Saudi Arabia, Mohammed bin Salman, trump

It appears every week brings us closer to all out war in the middle east. This past week, Crown Prince Mohammed bin Salman of Saudi Arabia consolidated his power by arresting 11 of his royal cousins. The arrests, were without formal charges or any legal process and were presented as a crackdown on corruption.

The western world, all to careful not to criticize America’s allies, has championed the so-called crack down on corruption as well as other domestic reforms. Finally allowing women in Saudi Arabia to drive for example. While all this restructuring is happening quickly at home however, the region is in increasing turmoil.

For starters, we need not look further than Saudi Arabia’s neighbor to the south, Yemen. Just as America likes to wage war on the poorest of countries, so too does Saudi Arabia. The American backed Saudi coalition has been bombing the country back to the stone age for the last two years to put down an uprising by the Shia led Houthi political movement.

The entire country of Yemen is surrounded by the Saudi coalition and the blockade they’ve imposed, unless lifted, will lead to the starvation of up to seven million Yemeni citizens in the coming weeks. Despite the United States providing weapons, air support and logistics, Congress has refused to act and the American media has barely mentioned it.

Prince Mohammed bin Salman has had his hands full. In addition to countering the rebellion in Yemen, the Prince seems to be tasked with the responsibility of turning the tide of Iranian influence in the region.

Iran is a predominately Shiite country, but only about 15% of Muslims worldwide call themselves Shiite. Shia Muslims are considered less radical and more peaceful. Iran, like any regional power, lends it support to other countries where Shiites are fighting for control such as post war Iraq, Lebanon, Syria and of course Yemen.

Needless to say, Saudi Arabia and Iran have been regional and religious rivals seemingly since the beginning of time and therefore see each other as a threat. The question lies with stability.

In the past months, Saudi Arabia has sought to destabilize the region by first boycotting Qatar with it’s allies over some fabricated quotes from the county’s Emir.

Crown Prince Salman then blamed Iran on a number of incidents. The first being a rocket fired from Yemen over Riyadh. Iran denies providing missiles to Houthi rebels in Yemen, which the United States now says they can prove. However, it should be noted that simply selling or providing weapons to allies is not a declaration of war, a differing in what Saudi Arabia would have us believe.

A few days later we saw the surprise resignation of Lebanese Prime Minister Saad Hariri, who announced his resignation in Riyadh in Saudi Arabia. In televised remarks, Mr Hariri said that he was stepping down because of an unspecified threat to his life. He then accused Iran and Hezbollah, a Shia group, of taking over Lebanon and destabilising the wider region and has not spoken since.

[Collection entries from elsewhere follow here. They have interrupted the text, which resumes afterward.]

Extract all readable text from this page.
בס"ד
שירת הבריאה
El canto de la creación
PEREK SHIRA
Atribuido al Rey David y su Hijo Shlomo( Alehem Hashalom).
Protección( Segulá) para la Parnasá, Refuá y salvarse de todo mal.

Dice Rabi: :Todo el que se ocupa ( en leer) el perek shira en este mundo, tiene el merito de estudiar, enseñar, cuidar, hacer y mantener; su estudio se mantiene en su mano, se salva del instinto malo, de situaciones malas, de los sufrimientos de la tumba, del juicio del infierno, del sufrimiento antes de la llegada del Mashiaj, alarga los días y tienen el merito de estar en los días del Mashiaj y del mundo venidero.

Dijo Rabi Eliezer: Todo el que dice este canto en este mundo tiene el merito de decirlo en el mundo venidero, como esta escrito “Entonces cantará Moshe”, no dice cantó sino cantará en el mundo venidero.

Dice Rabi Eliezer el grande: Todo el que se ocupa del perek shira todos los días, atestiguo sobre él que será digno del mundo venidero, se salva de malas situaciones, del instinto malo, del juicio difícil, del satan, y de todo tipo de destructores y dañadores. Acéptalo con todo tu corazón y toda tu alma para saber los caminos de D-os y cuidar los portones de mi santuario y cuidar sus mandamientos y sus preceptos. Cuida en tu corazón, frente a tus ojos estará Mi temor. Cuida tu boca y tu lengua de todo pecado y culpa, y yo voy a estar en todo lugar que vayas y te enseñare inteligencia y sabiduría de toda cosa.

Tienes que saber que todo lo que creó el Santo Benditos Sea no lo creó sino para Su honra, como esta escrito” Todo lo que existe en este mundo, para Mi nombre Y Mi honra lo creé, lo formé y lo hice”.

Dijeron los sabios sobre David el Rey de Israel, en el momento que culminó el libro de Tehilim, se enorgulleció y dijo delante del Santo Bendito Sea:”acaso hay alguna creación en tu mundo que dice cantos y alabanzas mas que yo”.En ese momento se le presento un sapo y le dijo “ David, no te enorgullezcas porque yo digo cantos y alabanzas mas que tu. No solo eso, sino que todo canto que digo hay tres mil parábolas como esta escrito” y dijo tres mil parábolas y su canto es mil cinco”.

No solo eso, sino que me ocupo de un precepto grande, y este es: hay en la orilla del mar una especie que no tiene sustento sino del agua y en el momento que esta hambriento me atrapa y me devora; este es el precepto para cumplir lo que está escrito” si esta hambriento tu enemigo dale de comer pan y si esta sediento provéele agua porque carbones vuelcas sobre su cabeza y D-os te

Within Lebanon however, no one believes Hariri’s remarks to be true. Iran and Hezbollah, accuse Saudi Arabia of holding Hariri hostage. “The obscurity surrounding the condition of Prime Minister Saad Hariri since his resignation a week ago means that all positions and actions declared by him or attributed to him do not reflect the truth,” President Aoun said.

Last Thursday Saudi Arabia and its regional allies issued a travel warning to the country and ordered their citizens in Lebanon to leave the country immediately. Suggesting of course that hostilities are around the corner.

So why the sudden hawkish rhetoric from Saudi Arabia? Hostilities with Iran are nothing new, but proxy wars on multiple fronts and the threat of a wider conflict are rather unprecedented. What is Mohammed bin Salman’s motivation?

A few weeks ago, President Trump decided to not re-certifying the multi-national deal that effectively prevents Iran from perusing nuclear weapons. For the past few months he has also pondered the idea of designating Iran’s Islamic Revolutionary Guard Corps a terrorist organization.

Before the purge in Saudi Arabia, I believed President Trump was laying the ground work for war with Iran. Now I’m increasingly convinced that Saudi Arabia will do it for them (or with them). Donald Trump’s first foreign visit as President was, after all, to the Kingdom of Saud. We may now be finding out why.

Trump knows less about foreign policy then the average Fox News viewer, but he does know Saudi Arabia and Israel are America’s allies. Both have the utmost hatred for Iran and both are counties that Trump had hoped to invest in before becoming President. As corrupt as Trump can be, and this is pure speculation of course, I wouldn’t be surprised if the Donald capitalizes on any confrontation in the region.

Jared Kushner, Donald Trump’s son-in-law and senior adviser, recently met with Prince Salman for the third time since Trump took office. Foreign Policy magazine has suggested that Jared Kushner, Mohammed bin Salman, and Benjamin Netanyahu are up to something. That something is a plan to squeeze Iran. The enemy of my enemy is my friend as they say.

Saudi Arabia and Iran have been in a state of cold war for decades, but it is increasing looking like the holy trio of Arabia, Israel and the U.S. are willing to warm it up. Potentially to a boiling point. The Middle East may burn and once again the United States will have its hands on the flame thrower.